To add insult to injury, the third of
Tottenham's goals was clearly offside too, with Harry Kane stroking in the
rebound from Eriksson's majestic free-kick. Kane was clearly offside when the
free kick was taken, rendering his effort when the ball smacked back to his
feet off the crossbar illegal.
That he appeared to have
ramped up his ideas on offside and how it should be interpreted was strange in the extreme, as, by the time Spurs came north for the return game, the rule did not appear
to bother him unduly at all. He had at least significantly reinterpreted his views
on how handball works and Raheem Sterling's backwards blocking of a free-kick, which ended up hitting him in the kidneys, went down as a special moment in the career of a special referee.

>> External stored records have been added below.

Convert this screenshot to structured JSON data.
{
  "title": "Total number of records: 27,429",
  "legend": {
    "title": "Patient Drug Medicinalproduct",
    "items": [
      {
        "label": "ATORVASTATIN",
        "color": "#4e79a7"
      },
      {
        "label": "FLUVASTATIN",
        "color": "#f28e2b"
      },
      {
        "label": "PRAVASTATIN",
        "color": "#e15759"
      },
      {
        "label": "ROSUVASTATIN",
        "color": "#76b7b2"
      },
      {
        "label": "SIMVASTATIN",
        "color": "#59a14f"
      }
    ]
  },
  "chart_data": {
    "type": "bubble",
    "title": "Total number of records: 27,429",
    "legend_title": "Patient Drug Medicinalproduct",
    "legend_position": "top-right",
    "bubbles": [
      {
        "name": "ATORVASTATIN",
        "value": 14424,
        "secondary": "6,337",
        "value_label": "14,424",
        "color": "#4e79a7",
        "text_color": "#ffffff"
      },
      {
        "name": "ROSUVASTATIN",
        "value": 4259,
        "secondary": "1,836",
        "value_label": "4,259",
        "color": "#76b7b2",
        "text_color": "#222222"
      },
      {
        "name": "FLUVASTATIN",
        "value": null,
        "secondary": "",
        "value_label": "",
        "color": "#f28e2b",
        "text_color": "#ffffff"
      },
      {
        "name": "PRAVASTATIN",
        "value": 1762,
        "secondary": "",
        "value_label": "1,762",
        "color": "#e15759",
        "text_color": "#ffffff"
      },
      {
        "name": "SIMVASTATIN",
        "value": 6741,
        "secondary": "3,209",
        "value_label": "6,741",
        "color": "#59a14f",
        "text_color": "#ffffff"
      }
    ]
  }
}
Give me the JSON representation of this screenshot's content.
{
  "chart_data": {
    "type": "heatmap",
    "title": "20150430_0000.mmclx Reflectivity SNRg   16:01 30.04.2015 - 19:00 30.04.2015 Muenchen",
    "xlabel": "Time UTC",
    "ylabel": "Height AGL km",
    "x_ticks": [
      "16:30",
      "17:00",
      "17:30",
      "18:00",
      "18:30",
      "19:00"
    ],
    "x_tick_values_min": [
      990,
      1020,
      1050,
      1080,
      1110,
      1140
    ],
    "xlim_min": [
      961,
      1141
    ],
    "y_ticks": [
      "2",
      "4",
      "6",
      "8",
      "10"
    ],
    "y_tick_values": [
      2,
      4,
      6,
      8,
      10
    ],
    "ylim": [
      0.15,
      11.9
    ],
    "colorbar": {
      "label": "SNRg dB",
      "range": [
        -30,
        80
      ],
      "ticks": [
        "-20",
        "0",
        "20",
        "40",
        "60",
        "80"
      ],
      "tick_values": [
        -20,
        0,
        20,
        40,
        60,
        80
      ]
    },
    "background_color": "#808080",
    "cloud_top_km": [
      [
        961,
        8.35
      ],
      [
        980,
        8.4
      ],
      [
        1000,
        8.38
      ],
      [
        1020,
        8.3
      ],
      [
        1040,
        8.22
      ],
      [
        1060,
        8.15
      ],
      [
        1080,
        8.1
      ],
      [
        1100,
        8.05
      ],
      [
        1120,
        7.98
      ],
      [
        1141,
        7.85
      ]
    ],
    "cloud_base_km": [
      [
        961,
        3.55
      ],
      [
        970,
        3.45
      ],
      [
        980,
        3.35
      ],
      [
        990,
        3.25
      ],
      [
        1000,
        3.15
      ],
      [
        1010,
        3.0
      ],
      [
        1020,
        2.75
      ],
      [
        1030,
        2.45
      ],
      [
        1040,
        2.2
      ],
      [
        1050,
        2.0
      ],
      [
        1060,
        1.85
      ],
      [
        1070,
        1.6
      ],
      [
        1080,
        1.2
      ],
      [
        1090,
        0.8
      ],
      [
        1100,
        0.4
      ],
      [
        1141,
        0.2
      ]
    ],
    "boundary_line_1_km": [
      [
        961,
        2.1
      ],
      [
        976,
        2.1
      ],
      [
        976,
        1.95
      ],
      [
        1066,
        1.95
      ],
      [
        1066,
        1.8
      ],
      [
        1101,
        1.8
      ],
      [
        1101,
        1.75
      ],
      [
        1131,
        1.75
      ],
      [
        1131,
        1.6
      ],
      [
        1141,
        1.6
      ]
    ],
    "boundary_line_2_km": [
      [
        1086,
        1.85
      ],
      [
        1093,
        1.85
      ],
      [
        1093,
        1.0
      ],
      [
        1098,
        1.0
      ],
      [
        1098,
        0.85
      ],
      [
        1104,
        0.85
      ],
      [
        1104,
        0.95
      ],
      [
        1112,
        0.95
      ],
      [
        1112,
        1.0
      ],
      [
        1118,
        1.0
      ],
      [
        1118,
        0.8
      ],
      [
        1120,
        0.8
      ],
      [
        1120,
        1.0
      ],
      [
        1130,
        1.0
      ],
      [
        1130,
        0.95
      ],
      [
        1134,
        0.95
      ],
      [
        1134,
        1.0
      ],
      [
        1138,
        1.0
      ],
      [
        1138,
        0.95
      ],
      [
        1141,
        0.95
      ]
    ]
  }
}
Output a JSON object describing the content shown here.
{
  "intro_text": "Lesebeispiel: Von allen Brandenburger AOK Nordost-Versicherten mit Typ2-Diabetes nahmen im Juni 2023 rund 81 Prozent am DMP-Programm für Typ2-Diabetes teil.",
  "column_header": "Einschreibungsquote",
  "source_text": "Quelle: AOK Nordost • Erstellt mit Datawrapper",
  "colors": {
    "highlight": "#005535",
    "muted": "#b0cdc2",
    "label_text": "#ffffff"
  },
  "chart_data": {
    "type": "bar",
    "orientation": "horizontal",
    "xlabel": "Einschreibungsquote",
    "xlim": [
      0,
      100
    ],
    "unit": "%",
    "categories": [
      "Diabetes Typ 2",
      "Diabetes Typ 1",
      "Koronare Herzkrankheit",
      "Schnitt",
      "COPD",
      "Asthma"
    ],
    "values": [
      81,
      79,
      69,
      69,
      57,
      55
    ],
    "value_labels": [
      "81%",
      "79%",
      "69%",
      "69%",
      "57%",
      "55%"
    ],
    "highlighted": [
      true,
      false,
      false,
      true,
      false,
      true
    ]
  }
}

That he has now stirred the loins of City's red cousins after the Premier League derby, when he allowed Claudio Bravo's erratic debut shenanigans to go unpunished with red. More recently he again did them the disservice against Burnley of apparently playing such an active part in the away side's 0.0 draw that Mourinho had to volley abuse at him in the tunnel at half time. This altercation saw Mourinho sitting sullenly in the stands for the 2nd half, having received a red card from Clattenburg. That he was also the man in the middle for City's 6-1 Old Trafford demolition in 2012-13 will not have been forgotten in those parts.
Unfortunately, the well-used homily that my enemy's enemy if my friend, doesn't quite work in this case. For Clattenburg's every appearance at the Etihad brings sighs of disappointment from the stands.
When he has finally left the green fields of England for the last time, he will be
remembered for the enormous fuss he has caused down the years and you get the feeling
that is probably how he would have liked it.